As the D.C. Council approaches the final stages of considering the Bowser administration’s amendments to a 1,000-plus-page comprehensive plan for the District’s future, community activists and leaders say they worry the plan favors developers and does not give enough attention to Black neighborhoods.
“There needs to be more community input and discussion about community benefits before the comprehensive plan is approved by the D.C. Council,” Eric Rogers, a candidate for the D.C. Council’s at-large seat in 2020, said. “Many residents and developers use the comprehensive plan as a guiding document on how the city should evolve in the coming years. That is why the community needs to weigh in on the plan before anything is adopted.”
The plan is evolving as the District continues to grow in population and prosperity despite the coronavirus pandemic. Yet, many residents and leaders are concerned that the document doesn’t address the high costs of living in the District and how to reverse the displacement of Black residents that has occurred during the past two decades.
Some longtime residents have labeled the Bowser comprehensive plan a latter-day incarnation of “The Plan, ” a mythical document that was widely thought to be fueled by a stubborn belief from the 1970s through early 2000s that powerful white interests were scheming to diminish Black political and economic power in D.C.
Bowser amendments to the modern comprehensive plan implemented in 2006 and further amended in 2011, became public in April 2020. The amendments deal with the coronavirus pandemic, housing, racial equity, resilience and public resources.
The plan calls for the District to respond to the pandemic with “resilience, response and recovery.” The Housing segment recommends a goal of producing 36,000 units of housing by 2025 with some designated for low-and-moderate income residents.
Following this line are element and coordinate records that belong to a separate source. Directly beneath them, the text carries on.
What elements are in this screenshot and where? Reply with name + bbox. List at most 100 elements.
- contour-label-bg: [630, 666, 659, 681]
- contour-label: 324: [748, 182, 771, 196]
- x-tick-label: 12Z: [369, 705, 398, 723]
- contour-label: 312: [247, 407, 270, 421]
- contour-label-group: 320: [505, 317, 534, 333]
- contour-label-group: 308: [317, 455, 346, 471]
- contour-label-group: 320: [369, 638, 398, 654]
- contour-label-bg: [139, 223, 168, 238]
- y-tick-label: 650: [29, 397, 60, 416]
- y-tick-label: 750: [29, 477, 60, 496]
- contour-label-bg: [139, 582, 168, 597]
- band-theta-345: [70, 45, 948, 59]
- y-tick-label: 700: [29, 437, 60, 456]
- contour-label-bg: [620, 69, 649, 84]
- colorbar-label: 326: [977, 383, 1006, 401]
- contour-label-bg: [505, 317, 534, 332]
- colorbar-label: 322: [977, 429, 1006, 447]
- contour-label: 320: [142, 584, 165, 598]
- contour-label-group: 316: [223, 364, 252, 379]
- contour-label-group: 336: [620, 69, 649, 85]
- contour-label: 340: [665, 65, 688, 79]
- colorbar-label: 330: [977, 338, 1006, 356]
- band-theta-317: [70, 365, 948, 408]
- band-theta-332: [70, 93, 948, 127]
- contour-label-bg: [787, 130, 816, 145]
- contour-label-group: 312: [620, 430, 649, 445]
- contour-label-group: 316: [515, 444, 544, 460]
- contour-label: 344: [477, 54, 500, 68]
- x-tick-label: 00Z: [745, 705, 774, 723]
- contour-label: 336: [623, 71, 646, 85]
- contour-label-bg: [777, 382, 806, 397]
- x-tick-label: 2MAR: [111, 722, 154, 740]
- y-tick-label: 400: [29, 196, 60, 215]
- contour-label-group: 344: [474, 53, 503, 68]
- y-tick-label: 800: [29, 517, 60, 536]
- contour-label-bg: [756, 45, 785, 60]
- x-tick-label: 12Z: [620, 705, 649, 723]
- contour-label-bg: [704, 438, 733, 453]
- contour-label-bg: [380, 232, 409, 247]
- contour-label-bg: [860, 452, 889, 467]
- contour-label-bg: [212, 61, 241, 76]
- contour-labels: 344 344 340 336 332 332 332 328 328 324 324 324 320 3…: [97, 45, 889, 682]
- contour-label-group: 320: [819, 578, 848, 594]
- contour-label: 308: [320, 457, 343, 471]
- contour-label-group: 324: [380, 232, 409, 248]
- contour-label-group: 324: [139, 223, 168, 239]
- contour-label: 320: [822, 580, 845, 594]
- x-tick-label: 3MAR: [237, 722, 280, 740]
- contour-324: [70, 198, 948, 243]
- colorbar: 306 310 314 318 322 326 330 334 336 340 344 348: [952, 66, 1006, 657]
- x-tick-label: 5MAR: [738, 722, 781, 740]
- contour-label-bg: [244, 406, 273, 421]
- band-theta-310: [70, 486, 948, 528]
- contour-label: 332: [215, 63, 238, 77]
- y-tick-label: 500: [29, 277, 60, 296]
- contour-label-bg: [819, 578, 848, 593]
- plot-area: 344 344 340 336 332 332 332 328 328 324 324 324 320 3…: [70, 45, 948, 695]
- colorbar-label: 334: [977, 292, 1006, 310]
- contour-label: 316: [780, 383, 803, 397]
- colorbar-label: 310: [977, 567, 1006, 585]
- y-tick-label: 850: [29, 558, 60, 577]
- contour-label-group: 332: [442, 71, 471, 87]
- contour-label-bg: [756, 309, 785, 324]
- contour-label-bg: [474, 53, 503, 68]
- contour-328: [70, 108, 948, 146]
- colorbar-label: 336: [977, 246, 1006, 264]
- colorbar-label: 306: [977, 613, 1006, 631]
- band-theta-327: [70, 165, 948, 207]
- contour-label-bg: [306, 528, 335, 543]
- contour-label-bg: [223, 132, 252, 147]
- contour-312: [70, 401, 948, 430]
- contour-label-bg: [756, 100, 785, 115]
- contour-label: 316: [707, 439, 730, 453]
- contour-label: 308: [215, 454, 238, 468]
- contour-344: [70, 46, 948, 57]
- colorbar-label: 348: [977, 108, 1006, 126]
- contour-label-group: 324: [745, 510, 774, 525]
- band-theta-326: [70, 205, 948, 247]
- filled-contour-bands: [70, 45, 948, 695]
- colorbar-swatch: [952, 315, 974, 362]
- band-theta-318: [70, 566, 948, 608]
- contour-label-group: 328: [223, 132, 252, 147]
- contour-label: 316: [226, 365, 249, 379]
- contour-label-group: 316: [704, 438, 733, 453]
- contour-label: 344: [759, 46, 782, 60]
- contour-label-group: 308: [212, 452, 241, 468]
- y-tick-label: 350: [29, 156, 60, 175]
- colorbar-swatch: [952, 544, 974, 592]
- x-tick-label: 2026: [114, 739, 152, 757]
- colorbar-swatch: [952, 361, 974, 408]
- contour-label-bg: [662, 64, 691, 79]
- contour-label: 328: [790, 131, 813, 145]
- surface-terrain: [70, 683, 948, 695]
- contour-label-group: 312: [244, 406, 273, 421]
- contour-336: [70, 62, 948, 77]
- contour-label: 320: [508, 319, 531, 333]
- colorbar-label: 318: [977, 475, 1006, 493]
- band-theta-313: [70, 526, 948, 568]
It will detail strategies to deal with homelessness and encouraging homeownership.
The Racial Equity section calls for policies that would create equity in housing, education, economics and land use for people and communities of color. The Resilience part is to accommodate all races, colors, backgrounds and income levels for District residents.
The Public Resources section encourages the building and modernization of parks, schools, libraries and recreation centers. Adjunct materials to the amendments emphasize the administration’s desire and effort to engage the community in the process of creating the changes to the plan.
The Council’s Role
D.C. Council Chairman Phil Mendelson (D) filed a bill — The Comprehensive Plan Amendment Act of 2020 — on Jan. 4. While the legislation includes the mayor’s amendments to the plan, the spokeswoman said the chairman, as the head of the council’s Committee of the Whole, retains the right to make changes.
The spokeswoman said Mendelson ideally would like to the council to consider his bill, with his adjustments, in March before the District’s 2021-2022 fiscal year budget is considered.
Plan Labeled ‘Racist’ by Advocates for the Poor
Rogers says the plan should have more community input, but Parisa Norouzi–the executive director of Empower DC, an organization that advocates for friendlier public policies for economically ailing residents in the District — denounced it as racially bigoted.
“The development patterns in this city have produced an exodus of 40,000 Black residents from this city in the past two decades,” Norouzi said. “How will the mayor’s amendments change this? This plan says nothing about stopping the displacement of residents. It does not provide details on that.”
She said the plan doesn’t address Black poverty and calls for any changes to be made to it to push for “sharing the wealth and sharing the equity.”
Norouzi questions the housing amendment, asking rhetorically who benefits from it.
“The mayor talks about affordable housing for people or families who earn in the range of $70,000 or $80,000,” she said. “That’s not going to be much help for a Black family who earns $45,000 a year. It seems many Black families in the city won’t be able to take advantage of the new housing to be built.”
Norouzi said the biggest beneficiaries of the mayor’s amendments are developers.
“The land grab among developers is already taking place,” she said. “The developers have been focusing on this comprehensive plan process for some time and want to use it as much as possible. Some developers want to construct buildings higher in height and with more density. But they don’t want to consult with the community. They want to go to the city zoning board and have their way. They don’t want to consult with advisory neighborhood commissions or community organizations. The mayor’s amendments don’t address this at all.”
Norouzi wants the Bowser administration to re-write its amendments to reflect the needs of lower-income District residents and for Mendelson to delay consideration of the plan until further community input takes place.
Kinder, Gentler Opposition
W. Earl Williams, a resident of the Hillcrest neighborhood in Ward 7 and former president of the D.C. Citizens Federation, doesn’t convey Norouzi’s ferocity toward the plan but voices concerns.
“I am concerned about the comprehensive plan supporting commercial development in residential areas such as mine,” he said. “In Hillcrest, we don’t want a commercial building next to a single-family home.”
Williams says he understands the importance of the plan and wants to see more widespread residential interest.
“When newcomers come to our city, they look at the comprehensive plan to decide where they want to live,” he said. “They are looking at areas that are going to boom economically. Our neighbors west of the Anacostia River pay attention to things like that but many people who live east don’t. We have to do that because our children’s lives are at stake.”